The Importance of Safely Structuring Large Bridging Finance Deals to Avoid Over Exposuretle
Raise the Bridge
When someone takes large bridging finance, they often focus only on speed. They want the money quickly to not lose the deal. But fast does not mean safe if the loan is not structured correctly. Many problems can come later if the loan does not match the project. It is important to not just look at how big the loan is or how fast it comes, but also how it is arranged from the beginning.
In large bridging loans, many people think the bigger the loan, the better. But this can bring big risk. A large bridging loan can help in many ways, like buying a high-value property or funding a project between two stages. But if you do not plan well, this same loan can bring financial pressure later. Overexposure happens when you borrow more than your project can handle, especially if something goes wrong or takes more time than you thought.

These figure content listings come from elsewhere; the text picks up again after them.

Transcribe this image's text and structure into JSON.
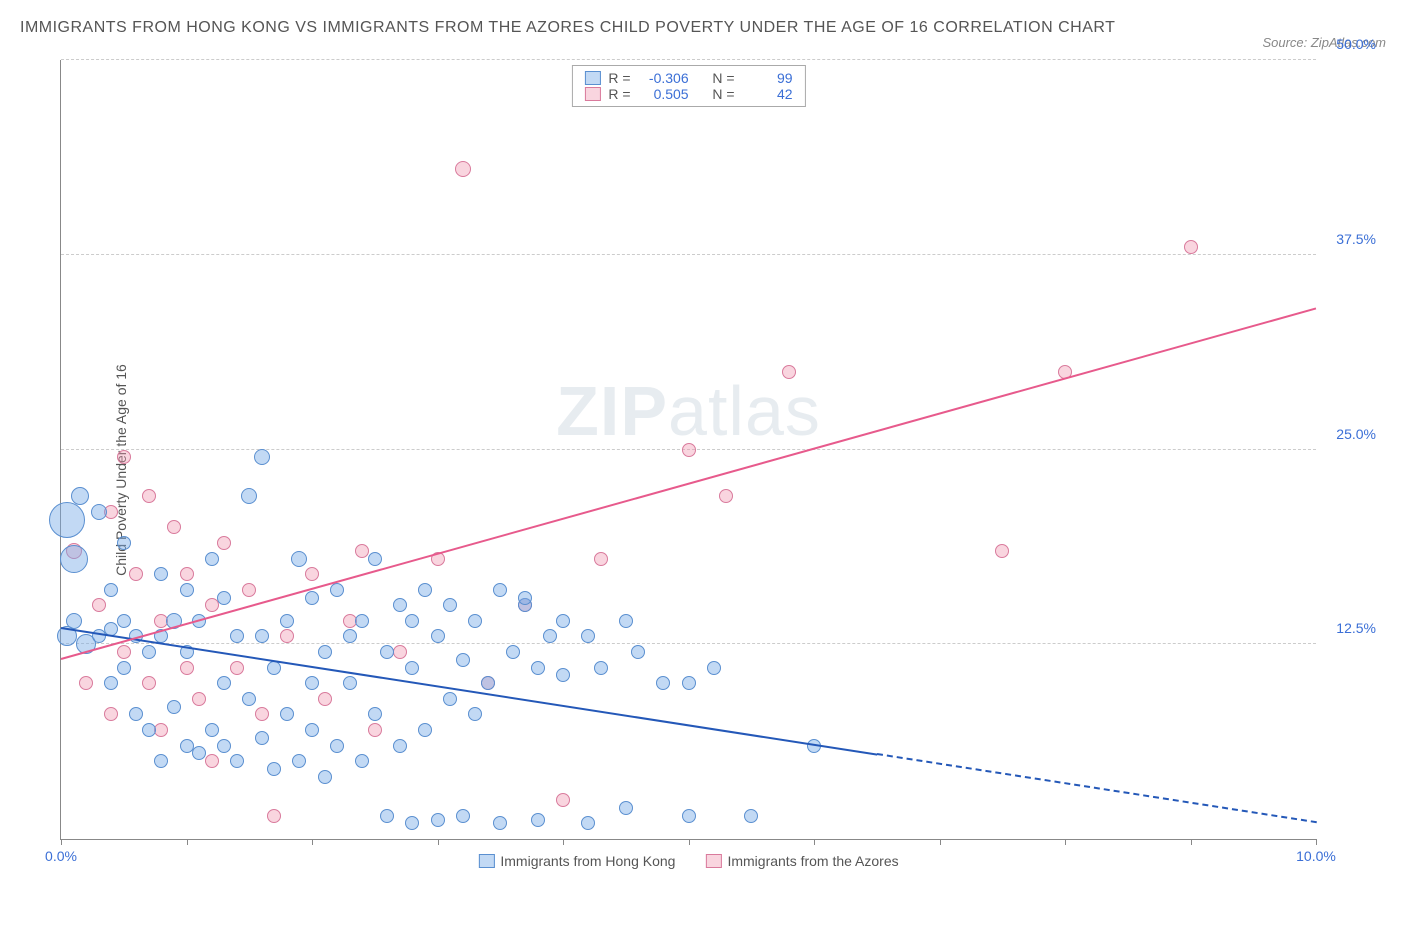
{
  "title": "IMMIGRANTS FROM HONG KONG VS IMMIGRANTS FROM THE AZORES CHILD POVERTY UNDER THE AGE OF 16 CORRELATION CHART",
  "source": "Source: ZipAtlas.com",
  "watermark_a": "ZIP",
  "watermark_b": "atlas",
  "y_axis_label": "Child Poverty Under the Age of 16",
  "chart": {
    "type": "scatter",
    "background_color": "#ffffff",
    "grid_color": "#cccccc",
    "xlim": [
      0,
      10
    ],
    "ylim": [
      0,
      50
    ],
    "x_ticks": [
      0,
      1,
      2,
      3,
      4,
      5,
      6,
      7,
      8,
      9,
      10
    ],
    "x_tick_labels": {
      "0": "0.0%",
      "10": "10.0%"
    },
    "y_ticks": [
      12.5,
      25.0,
      37.5,
      50.0
    ],
    "y_tick_labels": [
      "12.5%",
      "25.0%",
      "37.5%",
      "50.0%"
    ],
    "series_a": {
      "name": "Immigrants from Hong Kong",
      "color_fill": "rgba(120,170,230,0.45)",
      "color_stroke": "#5a8fd0",
      "R": "-0.306",
      "N": "99",
      "trend": {
        "x1": 0,
        "y1": 13.5,
        "x2": 10,
        "y2": 1.0,
        "solid_until_x": 6.5,
        "color": "#2458b8"
      },
      "points": [
        {
          "x": 0.05,
          "y": 20.5,
          "r": 18
        },
        {
          "x": 0.1,
          "y": 18,
          "r": 14
        },
        {
          "x": 0.05,
          "y": 13,
          "r": 10
        },
        {
          "x": 0.1,
          "y": 14,
          "r": 8
        },
        {
          "x": 0.2,
          "y": 12.5,
          "r": 10
        },
        {
          "x": 0.15,
          "y": 22,
          "r": 9
        },
        {
          "x": 0.3,
          "y": 13,
          "r": 7
        },
        {
          "x": 0.4,
          "y": 13.5,
          "r": 7
        },
        {
          "x": 0.4,
          "y": 10,
          "r": 7
        },
        {
          "x": 0.5,
          "y": 14,
          "r": 7
        },
        {
          "x": 0.5,
          "y": 11,
          "r": 7
        },
        {
          "x": 0.6,
          "y": 13,
          "r": 7
        },
        {
          "x": 0.6,
          "y": 8,
          "r": 7
        },
        {
          "x": 0.7,
          "y": 12,
          "r": 7
        },
        {
          "x": 0.7,
          "y": 7,
          "r": 7
        },
        {
          "x": 0.8,
          "y": 13,
          "r": 7
        },
        {
          "x": 0.8,
          "y": 5,
          "r": 7
        },
        {
          "x": 0.9,
          "y": 14,
          "r": 8
        },
        {
          "x": 0.9,
          "y": 8.5,
          "r": 7
        },
        {
          "x": 1.0,
          "y": 12,
          "r": 7
        },
        {
          "x": 1.0,
          "y": 6,
          "r": 7
        },
        {
          "x": 1.1,
          "y": 14,
          "r": 7
        },
        {
          "x": 1.1,
          "y": 5.5,
          "r": 7
        },
        {
          "x": 1.2,
          "y": 7,
          "r": 7
        },
        {
          "x": 1.3,
          "y": 10,
          "r": 7
        },
        {
          "x": 1.3,
          "y": 6,
          "r": 7
        },
        {
          "x": 1.4,
          "y": 13,
          "r": 7
        },
        {
          "x": 1.4,
          "y": 5,
          "r": 7
        },
        {
          "x": 1.5,
          "y": 22,
          "r": 8
        },
        {
          "x": 1.5,
          "y": 9,
          "r": 7
        },
        {
          "x": 1.6,
          "y": 24.5,
          "r": 8
        },
        {
          "x": 1.6,
          "y": 6.5,
          "r": 7
        },
        {
          "x": 1.7,
          "y": 11,
          "r": 7
        },
        {
          "x": 1.7,
          "y": 4.5,
          "r": 7
        },
        {
          "x": 1.8,
          "y": 14,
          "r": 7
        },
        {
          "x": 1.8,
          "y": 8,
          "r": 7
        },
        {
          "x": 1.9,
          "y": 18,
          "r": 8
        },
        {
          "x": 1.9,
          "y": 5,
          "r": 7
        },
        {
          "x": 2.0,
          "y": 15.5,
          "r": 7
        },
        {
          "x": 2.0,
          "y": 7,
          "r": 7
        },
        {
          "x": 2.1,
          "y": 12,
          "r": 7
        },
        {
          "x": 2.1,
          "y": 4,
          "r": 7
        },
        {
          "x": 2.2,
          "y": 16,
          "r": 7
        },
        {
          "x": 2.2,
          "y": 6,
          "r": 7
        },
        {
          "x": 2.3,
          "y": 10,
          "r": 7
        },
        {
          "x": 2.4,
          "y": 14,
          "r": 7
        },
        {
          "x": 2.4,
          "y": 5,
          "r": 7
        },
        {
          "x": 2.5,
          "y": 18,
          "r": 7
        },
        {
          "x": 2.5,
          "y": 8,
          "r": 7
        },
        {
          "x": 2.6,
          "y": 12,
          "r": 7
        },
        {
          "x": 2.6,
          "y": 1.5,
          "r": 7
        },
        {
          "x": 2.7,
          "y": 15,
          "r": 7
        },
        {
          "x": 2.7,
          "y": 6,
          "r": 7
        },
        {
          "x": 2.8,
          "y": 11,
          "r": 7
        },
        {
          "x": 2.8,
          "y": 1,
          "r": 7
        },
        {
          "x": 2.9,
          "y": 16,
          "r": 7
        },
        {
          "x": 2.9,
          "y": 7,
          "r": 7
        },
        {
          "x": 3.0,
          "y": 13,
          "r": 7
        },
        {
          "x": 3.0,
          "y": 1.2,
          "r": 7
        },
        {
          "x": 3.1,
          "y": 15,
          "r": 7
        },
        {
          "x": 3.1,
          "y": 9,
          "r": 7
        },
        {
          "x": 3.2,
          "y": 11.5,
          "r": 7
        },
        {
          "x": 3.2,
          "y": 1.5,
          "r": 7
        },
        {
          "x": 3.3,
          "y": 14,
          "r": 7
        },
        {
          "x": 3.4,
          "y": 10,
          "r": 7
        },
        {
          "x": 3.5,
          "y": 16,
          "r": 7
        },
        {
          "x": 3.5,
          "y": 1,
          "r": 7
        },
        {
          "x": 3.6,
          "y": 12,
          "r": 7
        },
        {
          "x": 3.7,
          "y": 15,
          "r": 7
        },
        {
          "x": 3.7,
          "y": 15.5,
          "r": 7
        },
        {
          "x": 3.8,
          "y": 11,
          "r": 7
        },
        {
          "x": 3.8,
          "y": 1.2,
          "r": 7
        },
        {
          "x": 4.0,
          "y": 14,
          "r": 7
        },
        {
          "x": 4.0,
          "y": 10.5,
          "r": 7
        },
        {
          "x": 4.2,
          "y": 13,
          "r": 7
        },
        {
          "x": 4.2,
          "y": 1,
          "r": 7
        },
        {
          "x": 4.3,
          "y": 11,
          "r": 7
        },
        {
          "x": 4.5,
          "y": 14,
          "r": 7
        },
        {
          "x": 4.5,
          "y": 2,
          "r": 7
        },
        {
          "x": 4.8,
          "y": 10,
          "r": 7
        },
        {
          "x": 5.0,
          "y": 1.5,
          "r": 7
        },
        {
          "x": 5.2,
          "y": 11,
          "r": 7
        },
        {
          "x": 5.5,
          "y": 1.5,
          "r": 7
        },
        {
          "x": 6.0,
          "y": 6,
          "r": 7
        },
        {
          "x": 0.3,
          "y": 21,
          "r": 8
        },
        {
          "x": 0.4,
          "y": 16,
          "r": 7
        },
        {
          "x": 0.5,
          "y": 19,
          "r": 7
        },
        {
          "x": 0.8,
          "y": 17,
          "r": 7
        },
        {
          "x": 1.0,
          "y": 16,
          "r": 7
        },
        {
          "x": 1.2,
          "y": 18,
          "r": 7
        },
        {
          "x": 1.3,
          "y": 15.5,
          "r": 7
        },
        {
          "x": 1.6,
          "y": 13,
          "r": 7
        },
        {
          "x": 2.0,
          "y": 10,
          "r": 7
        },
        {
          "x": 2.3,
          "y": 13,
          "r": 7
        },
        {
          "x": 2.8,
          "y": 14,
          "r": 7
        },
        {
          "x": 3.3,
          "y": 8,
          "r": 7
        },
        {
          "x": 3.9,
          "y": 13,
          "r": 7
        },
        {
          "x": 4.6,
          "y": 12,
          "r": 7
        },
        {
          "x": 5.0,
          "y": 10,
          "r": 7
        }
      ]
    },
    "series_b": {
      "name": "Immigrants from the Azores",
      "color_fill": "rgba(240,150,175,0.4)",
      "color_stroke": "#d97a9c",
      "R": "0.505",
      "N": "42",
      "trend": {
        "x1": 0,
        "y1": 11.5,
        "x2": 10,
        "y2": 34,
        "solid_until_x": 10,
        "color": "#e75a8c"
      },
      "points": [
        {
          "x": 0.1,
          "y": 18.5,
          "r": 8
        },
        {
          "x": 0.2,
          "y": 10,
          "r": 7
        },
        {
          "x": 0.3,
          "y": 15,
          "r": 7
        },
        {
          "x": 0.4,
          "y": 8,
          "r": 7
        },
        {
          "x": 0.4,
          "y": 21,
          "r": 7
        },
        {
          "x": 0.5,
          "y": 24.5,
          "r": 7
        },
        {
          "x": 0.5,
          "y": 12,
          "r": 7
        },
        {
          "x": 0.6,
          "y": 17,
          "r": 7
        },
        {
          "x": 0.7,
          "y": 10,
          "r": 7
        },
        {
          "x": 0.7,
          "y": 22,
          "r": 7
        },
        {
          "x": 0.8,
          "y": 14,
          "r": 7
        },
        {
          "x": 0.8,
          "y": 7,
          "r": 7
        },
        {
          "x": 0.9,
          "y": 20,
          "r": 7
        },
        {
          "x": 1.0,
          "y": 11,
          "r": 7
        },
        {
          "x": 1.0,
          "y": 17,
          "r": 7
        },
        {
          "x": 1.1,
          "y": 9,
          "r": 7
        },
        {
          "x": 1.2,
          "y": 15,
          "r": 7
        },
        {
          "x": 1.3,
          "y": 19,
          "r": 7
        },
        {
          "x": 1.4,
          "y": 11,
          "r": 7
        },
        {
          "x": 1.5,
          "y": 16,
          "r": 7
        },
        {
          "x": 1.6,
          "y": 8,
          "r": 7
        },
        {
          "x": 1.7,
          "y": 1.5,
          "r": 7
        },
        {
          "x": 1.8,
          "y": 13,
          "r": 7
        },
        {
          "x": 2.0,
          "y": 17,
          "r": 7
        },
        {
          "x": 2.1,
          "y": 9,
          "r": 7
        },
        {
          "x": 2.3,
          "y": 14,
          "r": 7
        },
        {
          "x": 2.4,
          "y": 18.5,
          "r": 7
        },
        {
          "x": 2.5,
          "y": 7,
          "r": 7
        },
        {
          "x": 2.7,
          "y": 12,
          "r": 7
        },
        {
          "x": 3.0,
          "y": 18,
          "r": 7
        },
        {
          "x": 3.2,
          "y": 43,
          "r": 8
        },
        {
          "x": 3.4,
          "y": 10,
          "r": 7
        },
        {
          "x": 3.7,
          "y": 15,
          "r": 7
        },
        {
          "x": 4.0,
          "y": 2.5,
          "r": 7
        },
        {
          "x": 4.3,
          "y": 18,
          "r": 7
        },
        {
          "x": 5.0,
          "y": 25,
          "r": 7
        },
        {
          "x": 5.3,
          "y": 22,
          "r": 7
        },
        {
          "x": 5.8,
          "y": 30,
          "r": 7
        },
        {
          "x": 7.5,
          "y": 18.5,
          "r": 7
        },
        {
          "x": 8.0,
          "y": 30,
          "r": 7
        },
        {
          "x": 9.0,
          "y": 38,
          "r": 7
        },
        {
          "x": 1.2,
          "y": 5,
          "r": 7
        }
      ]
    }
  }
}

Safe loan structuring means the loan terms must match your exit plan. If you plan to sell the property or refinance it after six months, the loan should allow this with no pressure. It should not have big fees if you cannot repay on time. Many borrowers face stress because their loan term is short, but their project delays. Then they must pay extra interest or penalty. So, it is better to have a little extra time in the loan term than to struggle at the end.

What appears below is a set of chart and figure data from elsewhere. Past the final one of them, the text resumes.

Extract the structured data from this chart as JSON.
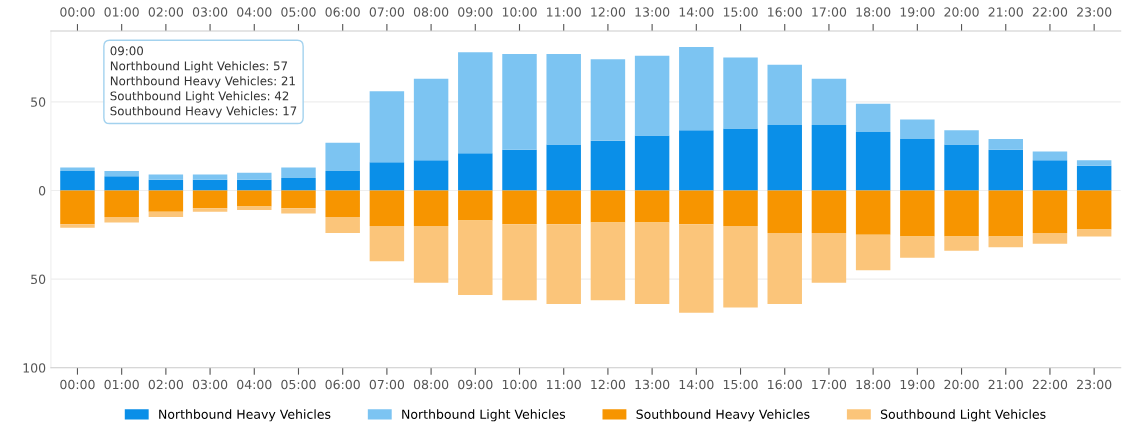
{
  "chart_data": {
    "type": "bar",
    "stacked": true,
    "categories": [
      "00:00",
      "01:00",
      "02:00",
      "03:00",
      "04:00",
      "05:00",
      "06:00",
      "07:00",
      "08:00",
      "09:00",
      "10:00",
      "11:00",
      "12:00",
      "13:00",
      "14:00",
      "15:00",
      "16:00",
      "17:00",
      "18:00",
      "19:00",
      "20:00",
      "21:00",
      "22:00",
      "23:00"
    ],
    "series": [
      {
        "name": "Northbound Heavy Vehicles",
        "color": "#0a8fe8",
        "values": [
          11,
          8,
          6,
          6,
          6,
          7,
          11,
          16,
          17,
          21,
          23,
          26,
          28,
          31,
          34,
          35,
          37,
          37,
          33,
          29,
          26,
          23,
          17,
          14
        ]
      },
      {
        "name": "Northbound Light Vehicles",
        "color": "#7cc4f2",
        "values": [
          2,
          3,
          3,
          3,
          4,
          6,
          16,
          40,
          46,
          57,
          54,
          51,
          46,
          45,
          47,
          40,
          34,
          26,
          16,
          11,
          8,
          6,
          5,
          3
        ]
      },
      {
        "name": "Southbound Heavy Vehicles",
        "color": "#f79500",
        "values": [
          -19,
          -15,
          -12,
          -10,
          -9,
          -10,
          -15,
          -20,
          -20,
          -17,
          -19,
          -19,
          -18,
          -18,
          -19,
          -20,
          -24,
          -24,
          -25,
          -26,
          -26,
          -26,
          -24,
          -22
        ]
      },
      {
        "name": "Southbound Light Vehicles",
        "color": "#fbc57a",
        "values": [
          -2,
          -3,
          -3,
          -2,
          -2,
          -3,
          -9,
          -20,
          -32,
          -42,
          -43,
          -45,
          -44,
          -46,
          -50,
          -46,
          -40,
          -28,
          -20,
          -12,
          -8,
          -6,
          -6,
          -4
        ]
      }
    ],
    "ylim": [
      -100,
      90
    ],
    "yticks": [
      {
        "value": 50,
        "label": "50"
      },
      0,
      {
        "value": -50,
        "label": "50"
      },
      {
        "value": -100,
        "label": "100"
      }
    ],
    "grid": "y",
    "legend": "bottom",
    "annotations": [
      "09:00",
      "Northbound Light Vehicles: 57",
      "Northbound Heavy Vehicles: 21",
      "Southbound Light Vehicles: 42",
      "Southbound Heavy Vehicles: 17"
    ]
  }
}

It becomes more serious when you mix large bridging loans with construction finance. If the project is still in the middle and you use the loan to finish the build, the risks grow. Construction always has chances of delay. Maybe the materials come late or the workers stop for a while. If the lender only gives the money in parts, based on stages of the project, you may wait longer to get the next part of the loan. If there is a delay, you may not get the money when you need it.
This can stop the work. But the interest still adds every day. If the interest adds too much, then at the end the debt becomes bigger than the value of the project. Then you may not get a refinance loan, and this becomes a serious issue.
Some bridging finance agreements are also too strict. They work only if everything goes perfect. But we all know in real projects, things often change. If the exit sale takes longer, or refinance is delayed, the borrower must have flexibility. A well-structured deal can include some extra time without big cost. It can also say clearly what happens if the timeline moves. If the contract has room for changes, then the borrower can avoid high stress. This is very important in large bridging loans because the pressure is bigger.
Large bridging finance should be helpful, not harmful. It should help you move from one point to another safely. To do this, the deal must be built with clear understanding. You must think not just about the best situation but also the worst.